From problems to solutions: Emerging models of Natural Climate Solutions
We know the world’s soil currently holds about twice as much carbon as the atmosphere, and improper management of that soil releases carbon into the atmosphere. So focusing on soil health is not only a “natural” climate solution, it also has the potential to contribute up to a third of the global mitigation needed by 2030, if we are to keep climate change from getting out of control. What does science say are the most effective ways to do this? Broadly these include: improved fertilizer & manure management, continuous living cover crops, minimized tillage or no-till planting strategies, rotational grazing strategies, conversion of annual crop fields to perennial crop fields, and agroforestry, or the incorporation of trees (fruit, nut or timber) into crop and livestock systems. The Clean Wisconsin Science Team and Natural Climate Solutions Team are working together to quantify the efficacy of these approaches for Wisconsin’s specific soils, climate, and agriculture.
Some Natural Climate Solutions lower overhead costs for farmers and increase income potential through agricultural product diversification. However, transitioning our simplified production systems to more complex systems that work within the ecology of the soil, plants, and animals on a farm is no easy task. Change is hard, it can be messy, and it can be expensive. In order to incentivize the change we need, our farmers need access to stable, diversified markets and processing facilities that meet the needs of all scales of farming operations in Wisconsin, as well as policy incentives for farmers to adopt improved farming practices. These remain the largest deterrents to farmers’ adoption of Natural Climate Solutions.
In advance of the November 2022 election, Clean Wisconsin is laying the groundwork for this transition by conducting scientific analyses on best “climate-smart” agricultural practices for the specific soils and crops in Wisconsin. We are building relationships and advancing discussions with key stakeholders in the public, private and civic sectors, in order to build coalitions and inform policy development that is a win-win-win for all stakeholders in Wisconsin. And we are leveraging the best of scientific and traditional ecological knowledge to propose a package of Natural Climate Solutions policies for the next legislative session.

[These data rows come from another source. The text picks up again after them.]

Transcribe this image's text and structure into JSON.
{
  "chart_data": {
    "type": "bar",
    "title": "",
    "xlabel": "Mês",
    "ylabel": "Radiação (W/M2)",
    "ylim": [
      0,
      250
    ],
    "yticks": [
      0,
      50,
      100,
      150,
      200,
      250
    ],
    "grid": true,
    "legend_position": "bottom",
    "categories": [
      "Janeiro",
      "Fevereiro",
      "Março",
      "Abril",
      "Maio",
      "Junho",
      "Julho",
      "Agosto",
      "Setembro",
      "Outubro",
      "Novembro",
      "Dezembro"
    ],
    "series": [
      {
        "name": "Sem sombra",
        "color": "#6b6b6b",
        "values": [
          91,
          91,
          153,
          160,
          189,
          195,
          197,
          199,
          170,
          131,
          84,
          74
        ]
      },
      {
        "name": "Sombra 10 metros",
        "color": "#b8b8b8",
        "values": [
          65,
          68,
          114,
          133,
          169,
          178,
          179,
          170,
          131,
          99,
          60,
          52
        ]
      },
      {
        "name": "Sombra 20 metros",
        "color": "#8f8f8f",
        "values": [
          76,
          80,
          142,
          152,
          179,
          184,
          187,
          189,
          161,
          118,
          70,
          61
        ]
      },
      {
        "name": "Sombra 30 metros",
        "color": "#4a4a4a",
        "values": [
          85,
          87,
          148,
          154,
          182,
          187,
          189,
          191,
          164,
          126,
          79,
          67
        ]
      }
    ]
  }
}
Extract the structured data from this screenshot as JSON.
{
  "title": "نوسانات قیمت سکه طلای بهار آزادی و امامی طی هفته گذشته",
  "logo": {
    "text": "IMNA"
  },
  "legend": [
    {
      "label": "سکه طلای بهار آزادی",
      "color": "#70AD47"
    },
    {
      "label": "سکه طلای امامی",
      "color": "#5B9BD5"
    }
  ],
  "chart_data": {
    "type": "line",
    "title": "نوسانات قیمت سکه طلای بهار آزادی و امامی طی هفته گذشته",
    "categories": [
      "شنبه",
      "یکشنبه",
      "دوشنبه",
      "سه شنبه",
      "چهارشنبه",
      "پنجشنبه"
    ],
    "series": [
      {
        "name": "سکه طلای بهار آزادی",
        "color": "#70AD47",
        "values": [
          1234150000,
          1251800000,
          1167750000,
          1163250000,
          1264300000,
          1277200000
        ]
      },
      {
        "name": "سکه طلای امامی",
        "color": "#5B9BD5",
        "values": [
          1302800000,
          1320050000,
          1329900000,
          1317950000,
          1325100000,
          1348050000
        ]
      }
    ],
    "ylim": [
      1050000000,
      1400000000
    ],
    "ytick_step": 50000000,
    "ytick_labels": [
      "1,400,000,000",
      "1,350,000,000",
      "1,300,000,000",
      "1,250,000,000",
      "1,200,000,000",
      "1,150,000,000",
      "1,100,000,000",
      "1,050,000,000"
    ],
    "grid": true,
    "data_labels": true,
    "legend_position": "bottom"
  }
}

It is going to take deepening relationships and a coordinated effort built on trust and reciprocity for us to achieve the necessary critical mass to address the looming climate crisis. Clean Wisconsin will be sure to send you regular updates with opportunities to contact your legislators to support Natural Climate Solutions that protect our food, water, air and natural heritage. In the meantime, support your local farmers who are using nature-friendly practices such as agroecology or conservation farming, and increase the demand at your local markets to support these farmers! We all eat, we’re all in this together.